A “Copycat Killer” is the titled Phoebe Bridgers bestowed upon herself in “Saviour Complex” from this years standout sophomore album Punisher. It’s a reference to the amount of influence she takes from Elliot Smith, similar to when people copy serial killers for media attention as she put it, which can be heard throughout the albums melancholic moods and lyrics. This EP however isn’t directly linked to that feeling, whereas it’s stripped back and orchestrated versions of four songs that appeared on Punisher. Recorded along side Rob Moose, who’s worked with the likes of Bon Iver, Paul Simon, Alabama Shakes, John Legend and Taylor Swift previously, this EP offers a deeply intimate take on songs that are already oozing with profound emotion.
One of the main reason that Bridgers has found an audience within the often despaired is her naturally melancholic and yet subtly beautiful voice. Whether she’s singing about never wanting “to be your vegetable” on “Chinese Satellite” or “killing you, if you don’t beat me too it” on “Kyoto”, there’s still tenderness in her voice. And this EP serves as a hugely powerful showcase of it. Most vocal takes don’t sound wildly different to those on Punisher, however without the dense layers of sound design and vibrantly rich production and instrumentation that can be found on the album then Bridgers voice truly takes a form of its own. You can hear all the subtle emotion that she puts into each lyric or verse front and centre. She’s never over reaching or trying to battle against the flurries of string melodies, instead allowing her voice to become the grounding aspect of this EP. If there’s a voice that guides you to your eventual demise, you can only hope it’s Bridgers.
There have been countless occasions over the past decade or so where classic albums or songs have been orchestrated and given the classical feel, some with their merits allowing the songs to breath a new and symphonic life, and some less so. There are moments on Copycat Killer where the instrumentation soars and serves as an emotive and devastating backing to some of Bridgers most passion filled songs. “Saviour Complex” builds up with huge layers of delicate and serene violins to feel as though they’re about to explode with emotion. It does have advantage however over other songs, as the original does feature violins crooning out the same melody, so the difference is mainly just the sound embellishments and flowing guitar, but it still sounds as sprawling as ever. The biggest difference in sound on this EP comes on “Kyoto” as the grungy guitars and driving beat are replaced with just the gliding strings. It really does bring out the true dejection of the song, emotive and enchanting, showcasing Bridgers songwriting grandeur perfectly. The original gave a bit more drive to the album that stopped it from being too slow, but now it can be appreciated in a new, perhaps freer form.

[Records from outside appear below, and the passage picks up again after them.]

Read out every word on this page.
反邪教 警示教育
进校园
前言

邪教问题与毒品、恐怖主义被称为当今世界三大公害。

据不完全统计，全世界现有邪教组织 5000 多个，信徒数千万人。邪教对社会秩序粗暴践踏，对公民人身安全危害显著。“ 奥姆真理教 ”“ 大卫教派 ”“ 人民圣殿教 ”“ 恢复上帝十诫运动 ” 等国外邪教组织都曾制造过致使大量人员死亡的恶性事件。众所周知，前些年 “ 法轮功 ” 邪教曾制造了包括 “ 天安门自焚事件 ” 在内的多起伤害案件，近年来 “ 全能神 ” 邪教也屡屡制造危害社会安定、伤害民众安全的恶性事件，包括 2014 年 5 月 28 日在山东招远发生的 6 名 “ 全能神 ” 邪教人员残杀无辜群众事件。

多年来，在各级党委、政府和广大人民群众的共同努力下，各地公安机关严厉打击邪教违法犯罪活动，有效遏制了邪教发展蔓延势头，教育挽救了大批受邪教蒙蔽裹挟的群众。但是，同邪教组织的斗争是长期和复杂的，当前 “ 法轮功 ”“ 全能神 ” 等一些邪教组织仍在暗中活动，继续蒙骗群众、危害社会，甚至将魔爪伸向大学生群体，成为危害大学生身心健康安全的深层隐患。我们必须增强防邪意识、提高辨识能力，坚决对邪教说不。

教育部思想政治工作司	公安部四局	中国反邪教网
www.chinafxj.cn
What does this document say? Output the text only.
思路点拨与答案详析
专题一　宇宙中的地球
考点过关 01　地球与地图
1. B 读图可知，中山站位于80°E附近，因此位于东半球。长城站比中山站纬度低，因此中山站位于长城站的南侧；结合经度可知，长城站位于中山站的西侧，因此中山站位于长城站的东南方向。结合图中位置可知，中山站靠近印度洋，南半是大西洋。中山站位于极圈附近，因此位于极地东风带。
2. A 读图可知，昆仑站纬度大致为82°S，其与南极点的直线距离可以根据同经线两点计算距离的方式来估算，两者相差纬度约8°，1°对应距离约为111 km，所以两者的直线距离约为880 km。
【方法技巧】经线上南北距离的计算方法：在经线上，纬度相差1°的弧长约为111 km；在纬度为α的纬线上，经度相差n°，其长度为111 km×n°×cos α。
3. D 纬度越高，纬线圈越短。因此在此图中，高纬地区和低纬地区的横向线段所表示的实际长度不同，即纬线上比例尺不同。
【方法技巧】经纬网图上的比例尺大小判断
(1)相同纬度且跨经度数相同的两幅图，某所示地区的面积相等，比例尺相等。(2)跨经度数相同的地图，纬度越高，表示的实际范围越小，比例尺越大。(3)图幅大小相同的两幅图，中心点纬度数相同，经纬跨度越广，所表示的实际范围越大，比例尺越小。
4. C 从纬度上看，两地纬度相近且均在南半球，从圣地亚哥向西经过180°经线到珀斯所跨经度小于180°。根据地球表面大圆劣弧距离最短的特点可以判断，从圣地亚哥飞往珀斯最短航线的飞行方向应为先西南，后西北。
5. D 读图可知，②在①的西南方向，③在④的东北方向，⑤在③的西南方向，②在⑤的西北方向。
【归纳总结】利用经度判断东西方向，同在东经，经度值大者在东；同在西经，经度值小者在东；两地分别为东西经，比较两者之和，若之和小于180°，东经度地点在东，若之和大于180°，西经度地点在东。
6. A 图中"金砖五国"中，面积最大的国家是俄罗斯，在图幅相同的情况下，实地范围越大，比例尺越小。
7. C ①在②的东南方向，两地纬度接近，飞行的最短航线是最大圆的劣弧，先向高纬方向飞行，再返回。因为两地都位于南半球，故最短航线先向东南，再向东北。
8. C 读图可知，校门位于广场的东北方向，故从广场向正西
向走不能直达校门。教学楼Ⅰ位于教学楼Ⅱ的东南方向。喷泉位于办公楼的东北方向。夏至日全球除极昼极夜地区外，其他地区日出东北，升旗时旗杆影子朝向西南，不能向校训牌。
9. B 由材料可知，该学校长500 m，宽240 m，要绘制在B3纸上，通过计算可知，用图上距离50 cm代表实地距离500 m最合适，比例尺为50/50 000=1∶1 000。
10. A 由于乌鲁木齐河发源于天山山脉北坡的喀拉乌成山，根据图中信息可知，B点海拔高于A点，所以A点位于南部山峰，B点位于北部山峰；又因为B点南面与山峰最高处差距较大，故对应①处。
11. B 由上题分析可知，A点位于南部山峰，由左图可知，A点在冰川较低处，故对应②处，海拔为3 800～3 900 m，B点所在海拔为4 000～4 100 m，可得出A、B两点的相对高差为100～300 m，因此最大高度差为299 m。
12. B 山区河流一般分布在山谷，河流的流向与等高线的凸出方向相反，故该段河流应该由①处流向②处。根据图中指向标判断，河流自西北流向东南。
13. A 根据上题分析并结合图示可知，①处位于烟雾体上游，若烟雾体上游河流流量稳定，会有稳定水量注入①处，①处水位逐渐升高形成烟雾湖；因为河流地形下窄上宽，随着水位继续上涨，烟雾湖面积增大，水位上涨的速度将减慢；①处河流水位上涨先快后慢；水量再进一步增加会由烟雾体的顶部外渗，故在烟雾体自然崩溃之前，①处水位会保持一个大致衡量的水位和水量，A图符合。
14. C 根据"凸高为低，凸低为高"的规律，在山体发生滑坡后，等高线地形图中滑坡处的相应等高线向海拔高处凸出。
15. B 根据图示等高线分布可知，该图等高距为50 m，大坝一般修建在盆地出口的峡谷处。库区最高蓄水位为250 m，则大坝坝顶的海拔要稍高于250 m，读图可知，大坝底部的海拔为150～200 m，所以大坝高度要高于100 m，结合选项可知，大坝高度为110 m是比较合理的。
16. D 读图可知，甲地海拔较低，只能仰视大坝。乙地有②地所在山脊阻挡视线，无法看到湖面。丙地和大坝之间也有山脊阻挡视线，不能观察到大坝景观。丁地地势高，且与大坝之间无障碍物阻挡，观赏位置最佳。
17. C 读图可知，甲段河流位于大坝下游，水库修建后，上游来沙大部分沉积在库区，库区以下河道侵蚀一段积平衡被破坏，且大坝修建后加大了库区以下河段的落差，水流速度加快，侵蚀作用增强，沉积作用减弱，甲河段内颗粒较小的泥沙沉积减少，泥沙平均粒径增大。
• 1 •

With the new cinematic sound though however there can be moments where the orchestra and instrumentation can feel like they’re going off on too far a tangent from what made the originals so crushingly captivating. The dancing piano line of the original “Punisher” is so hauntingly elegant that it does feel missed. Instead the jagged melody almost feels out of time, losing the swirling flow that the original has. And the occasional interjections of leading violins seem to be going on a journey of their own, instead of providing a backing for the vocals, and at times feel awkward and loose. And “Chinese Satellite” features plucking strings that take place of the chugging guitars that clumsily stumble out of place just to lead into the violin line that features on the original track. By sticking as close to the original as it does, it doesn’t really offer any new elements or layers to the track that can’t be found on the album.
Although this might not be the most groundbreaking accompaniment piece to an album there’s ever been, it still stands as a testament to Bridgers natural musical talent. Showcasing that in whatever scenario or soundscape, her voice will still sound as emotive and moving as ever. It’s certainly been Phoebe Bridgers fans year when it comes to new music, whether it covers or originals and this EP is yet another captivating offering in the ever expanding Bridgers catalogue.